Je n'aime pas plus que ça son écriture et ses histoires sont plates. Elles ne m'emmènent nulle part. Ne me donnent envie d'aller nulle part, voire me feraient rayer des endroits de la carte tellement il en parle mal.
Mais c'est un "proche", même si je n'avais pas entendu parler de lui avant qu'il ne reçoive le Goncourt.
Ce jour-là, je marchais avec une copine avec qui je travaillais. On avait bossé ensemble le matin, elle est historienne, chercheuse, consultante, protestante, prof à l'université, conférencière, écrivaine ... un doux mélange. Je l'ai croisé récemment au hasard d'un podcast.

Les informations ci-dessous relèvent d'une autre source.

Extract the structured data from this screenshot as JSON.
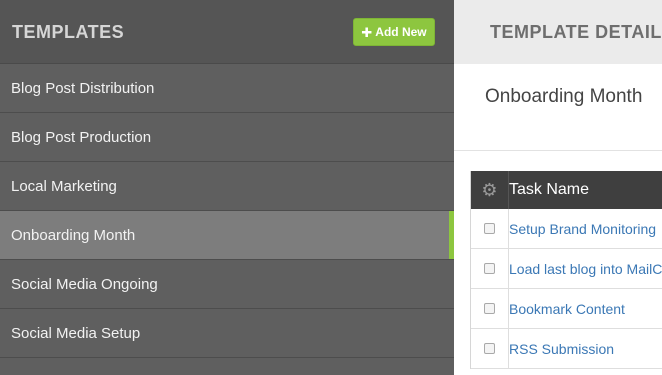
{
  "sidebar": {
    "title": "TEMPLATES",
    "add_button": "Add New",
    "items": [
      {
        "label": "Blog Post Distribution"
      },
      {
        "label": "Blog Post Production"
      },
      {
        "label": "Local Marketing"
      },
      {
        "label": "Onboarding Month",
        "active": true
      },
      {
        "label": "Social Media Ongoing"
      },
      {
        "label": "Social Media Setup"
      }
    ]
  },
  "details": {
    "title": "TEMPLATE DETAILS",
    "template_name": "Onboarding Month",
    "table": {
      "header": "Task Name",
      "rows": [
        {
          "task": "Setup Brand Monitoring"
        },
        {
          "task": "Load last blog into MailChimp"
        },
        {
          "task": "Bookmark Content"
        },
        {
          "task": "RSS Submission"
        }
      ]
    }
  },
  "icons": {
    "add": "plus-icon",
    "table_settings": "gear-icon"
  },
  "colors": {
    "accent": "#8dc63f",
    "sidebar_bg": "#5f5f5f",
    "active_item_bg": "#7d7d7d",
    "link": "#3b78b5",
    "table_header_bg": "#3f3f3f"
  }
}
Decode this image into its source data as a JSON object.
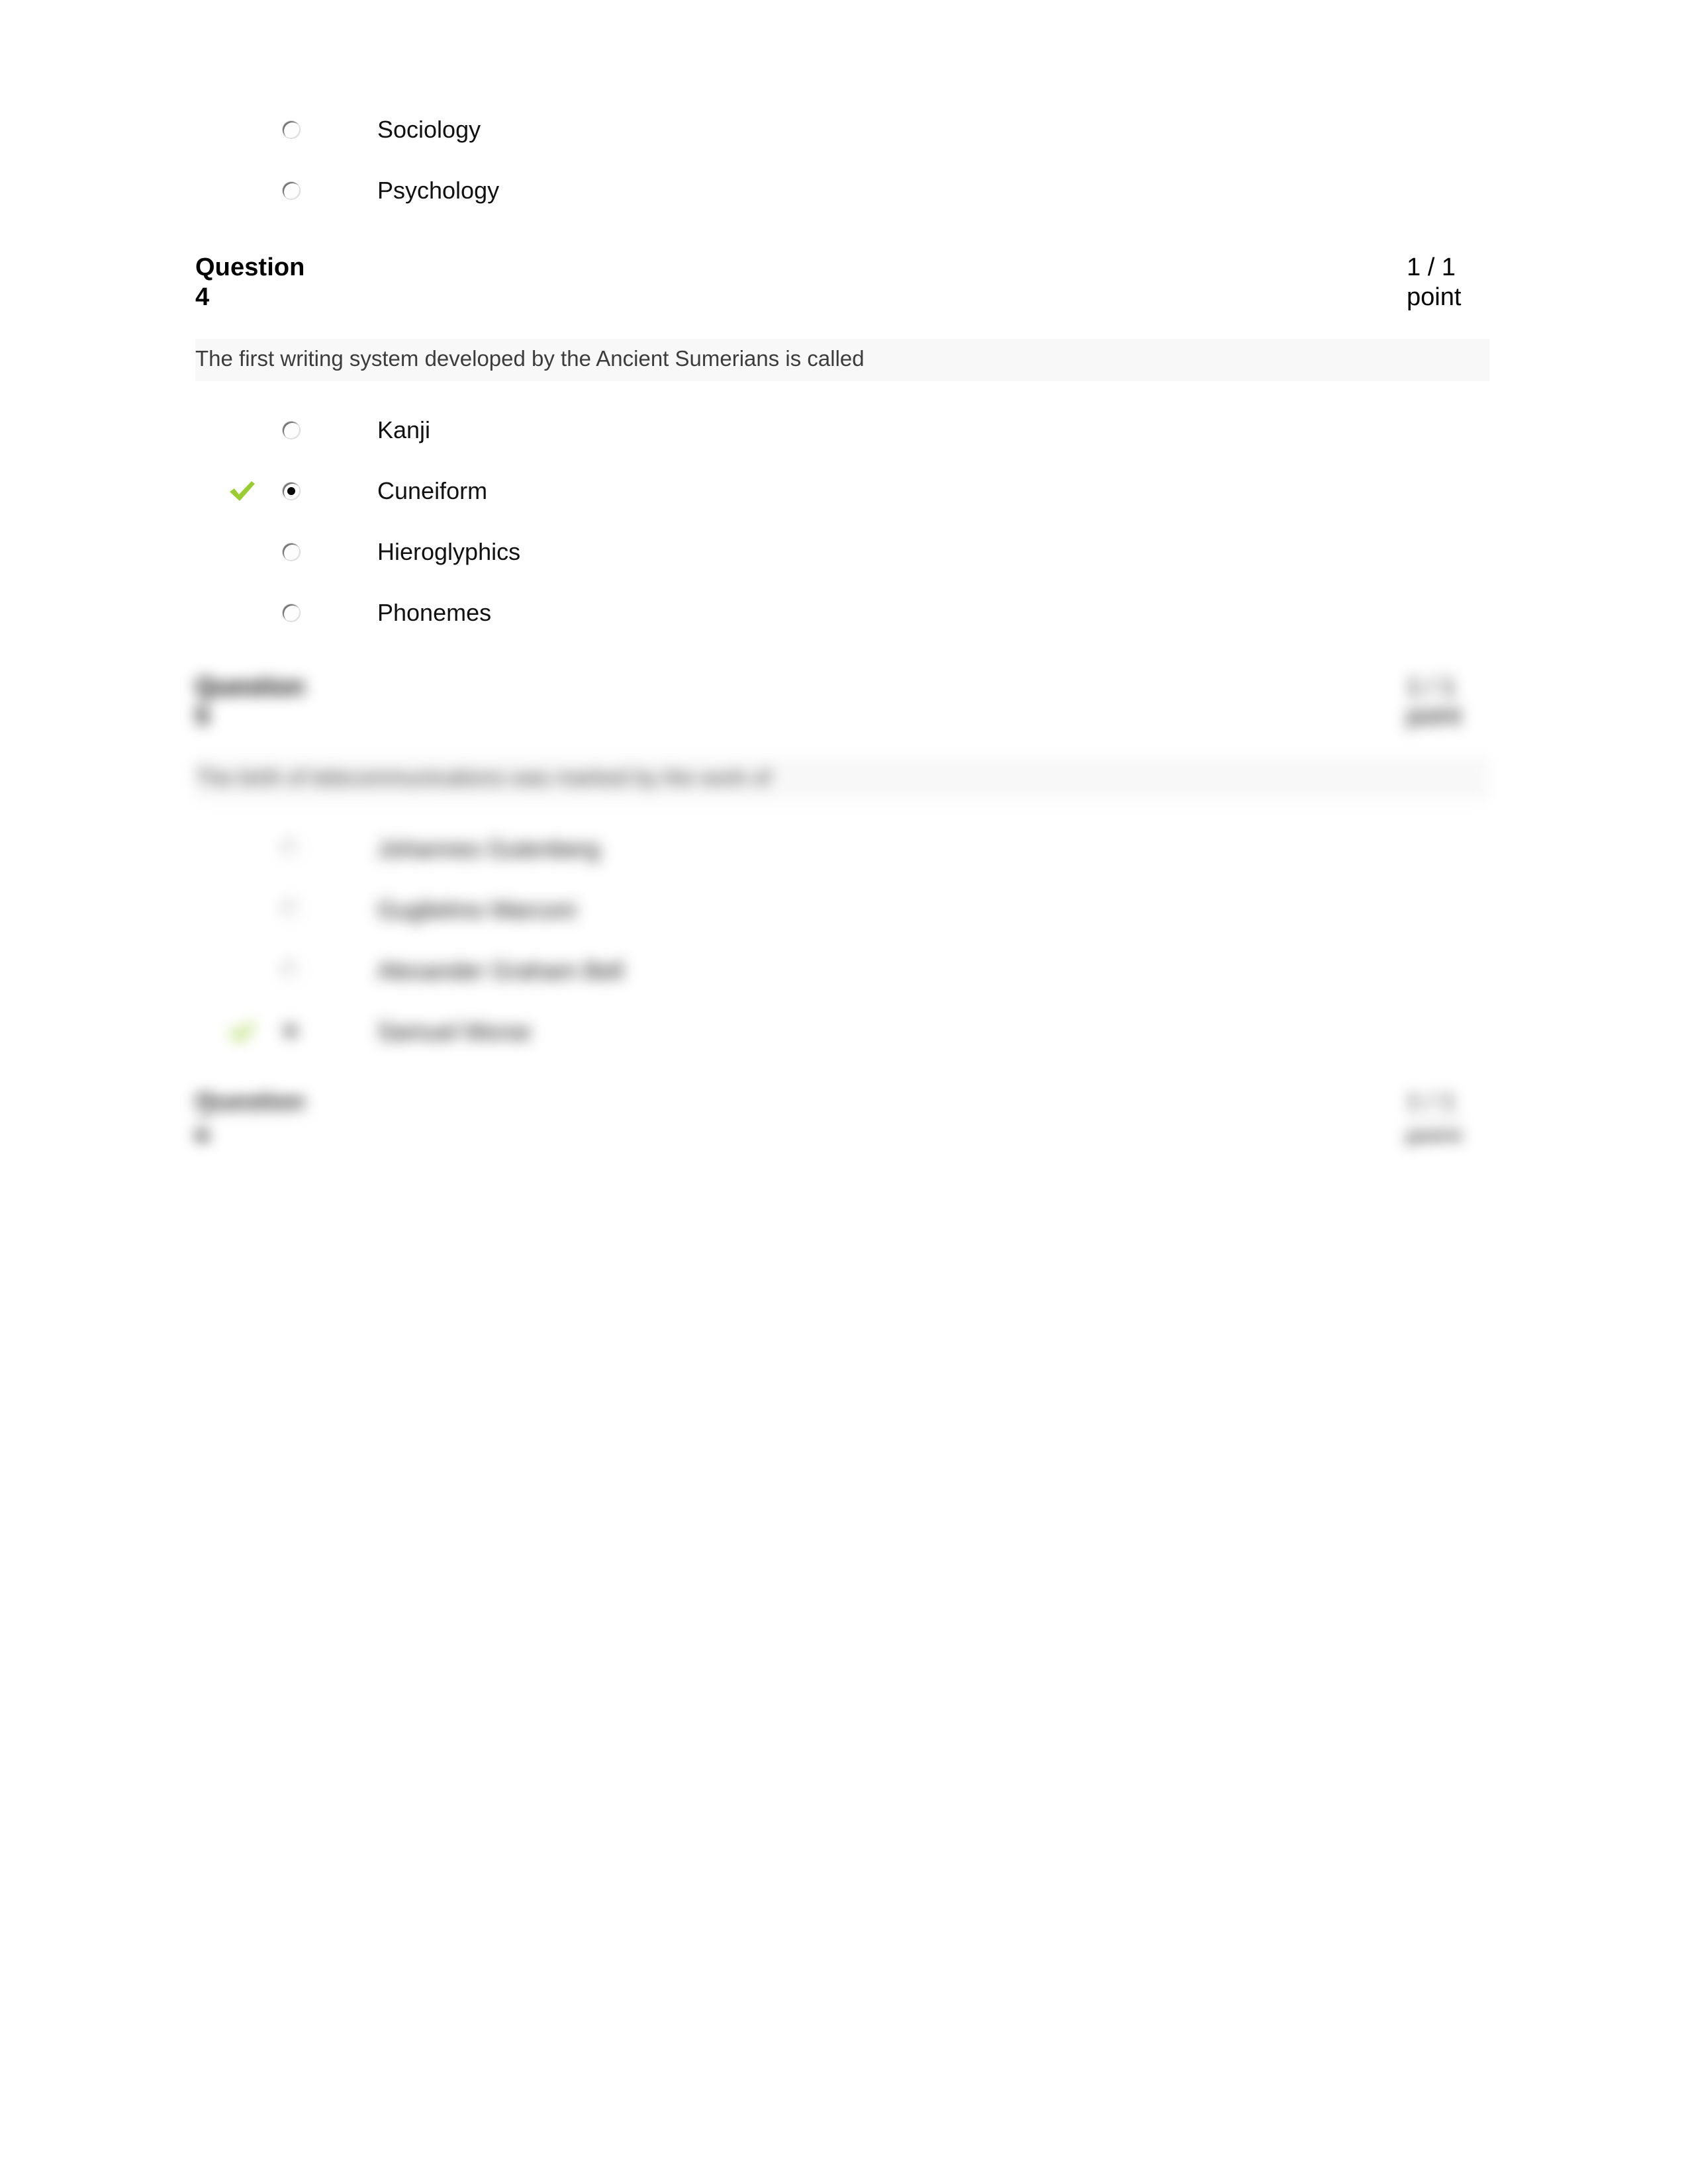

Nous remontons la rue, pour aller déjeuner. Au Pur Café, une institution du 11è, où j'adorais les deux barmans, (c'est une autre histoire, celle des barmans du Pur).
Elle reçoit un SMS et me dit ravie, presque en sautant de joie : "Nicolas a eu le Goncourt."
Et m'explique que c'est le meilleur ami de sa fille et qu'ils attendaient ça depuis quelques jours.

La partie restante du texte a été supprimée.